Tax Allocation of Purchase Price. The Purchase Price shall be allocated to the Purchased Assets as determined by the Buyer and both Buyer and Seller agree to file the required Form 8594 with respect to the allocation of the Purchase Price.
Tax Allocation of Purchase Price. (a) Within a reasonable period following the Final Closing, Purchaser shall prepare and deliver to Seller a statement (an "Allocation Statement") reasonably allocating the amount of the Purchase Price among the Purchased Assets, in amounts consistent with Section 1060 of the Code, and the regulations thereunder ("Section 1060").

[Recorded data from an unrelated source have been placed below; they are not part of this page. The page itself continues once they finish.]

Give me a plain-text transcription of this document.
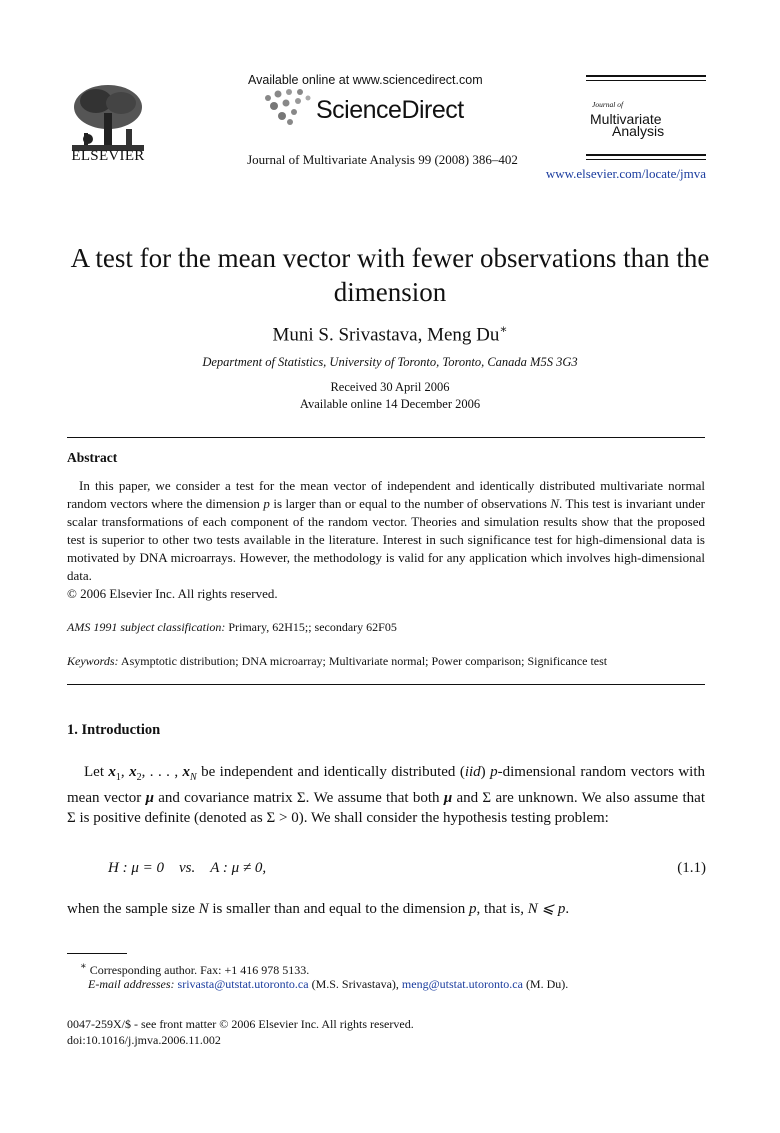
ELSEVIER
Available online at www.sciencedirect.com
ScienceDirect
Journal of Multivariate Analysis 99 (2008) 386–402
Journal of
Multivariate
Analysis
www.elsevier.com/locate/jmva
A test for the mean vector with fewer observations than the dimension
Muni S. Srivastava, Meng Du∗
Department of Statistics, University of Toronto, Toronto, Canada M5S 3G3
Received 30 April 2006
Available online 14 December 2006
Abstract
In this paper, we consider a test for the mean vector of independent and identically distributed multivariate normal random vectors where the dimension p is larger than or equal to the number of observations N. This test is invariant under scalar transformations of each component of the random vector. Theories and simulation results show that the proposed test is superior to other two tests available in the literature. Interest in such significance test for high-dimensional data is motivated by DNA microarrays. However, the methodology is valid for any application which involves high-dimensional data.
© 2006 Elsevier Inc. All rights reserved.
AMS 1991 subject classification: Primary, 62H15;; secondary 62F05
Keywords: Asymptotic distribution; DNA microarray; Multivariate normal; Power comparison; Significance test
1. Introduction

Let $x_1$, $x_2$, . . . , $x_N$ be independent and identically distributed (iid) p-dimensional random vectors with mean vector μ and covariance matrix Σ. We assume that both μ and Σ are unknown. We also assume that Σ is positive definite (denoted as Σ > 0). We shall consider the hypothesis testing problem:

H : μ = 0 vs. A : μ ≠ 0,	(1.1)
when the sample size N is smaller than and equal to the dimension p, that is, N ⩽ p.
∗ Corresponding author. Fax: +1 416 978 5133.
E-mail addresses: srivasta@utstat.utoronto.ca (M.S. Srivastava), meng@utstat.utoronto.ca (M. Du).
0047-259X/$ - see front matter © 2006 Elsevier Inc. All rights reserved.
doi:10.1016/j.jmva.2006.11.002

(b) Seller shall have a period of 30 Business Days after the delivery of the Allocation Statement to present in writing to Purchaser notice of any objections Seller may have to the allocations set forth therein (an "Allocation Objection Notice"). Unless Seller timely objects, such Allocation Statement shall be binding on the parties without further adjustment, absent manifest error.
(c) If Seller shall deliver an Allocation Objection Notice within the thirty-Business Day period referred to above, Purchaser and Seller shall negotiate in good faith and use their reasonable best efforts to resolve such dispute. If the parties fail to agree within fifteen days after the delivery of the Allocation Objection Notice, then the disputed items shall be resolved by such independent and nationally recognized accounting firm chosen by Purchaser and acceptable to Seller (the "Tax Accountant"), whose determination shall be final and binding on the parties. The Tax Accountant shall resolve the dispute within thirty days after such dispute has been referred to it. The costs, fees and expenses of the Tax Accountant shall be borne by the party whose position is not upheld or, if the Tax Accountant makes an independent determination, equally by Seller, on the one hand, and Purchaser, on the other hand.
Tax Allocation of Purchase Price. Seller and Buyer agree to the below tax allocations of the Purchase Price: Furniture, Fixtures and Equipment: $ 20,000 Non–Competition Agreement: $ 0 Goodwill: $ 30,000 Inventory $ 90,000 Other $ 140,000
Tax Allocation of Purchase Price. The Purchase Price shall be allocated among the Purchased Assets for tax purposes in a manner mutually agreeable to NGE and Buyer (within ninety (90) days following the final Effective Transfer Date) and consistent with Section 1060 of the Internal Revenue Code and the Treasury Regulations promulgated thereunder as Class VI identifiable intangible assets. NGE and Buyer shall file all information reports and Tax Returns (and any amendments thereto or claims for refund) in a manner consistent with this Section 2.6 (including, without limitation, Internal Revenue Service Form 8594 or any successor form).
Tax Allocation of Purchase Price. At or prior to the Closing, the parties shall agree upon an allocation of the Purchase Price among the various categories of Assets for tax reporting purposes in accordance with their fair values and in a manner consistent with the overall allocation of the Base Purchase Price on Exhibit B and in compliance with applicable tax laws, and shall attach such allocation to this Agreement as Schedule 2.7. Each party hereto agrees that it shall report for federal, state, local and all other tax purposes in a manner consistent with such allocation, and that it shall not take any position inconsistent with such allocation in connection with any examination, claim, action or other proceeding by or against any taxing authority or for any other purpose.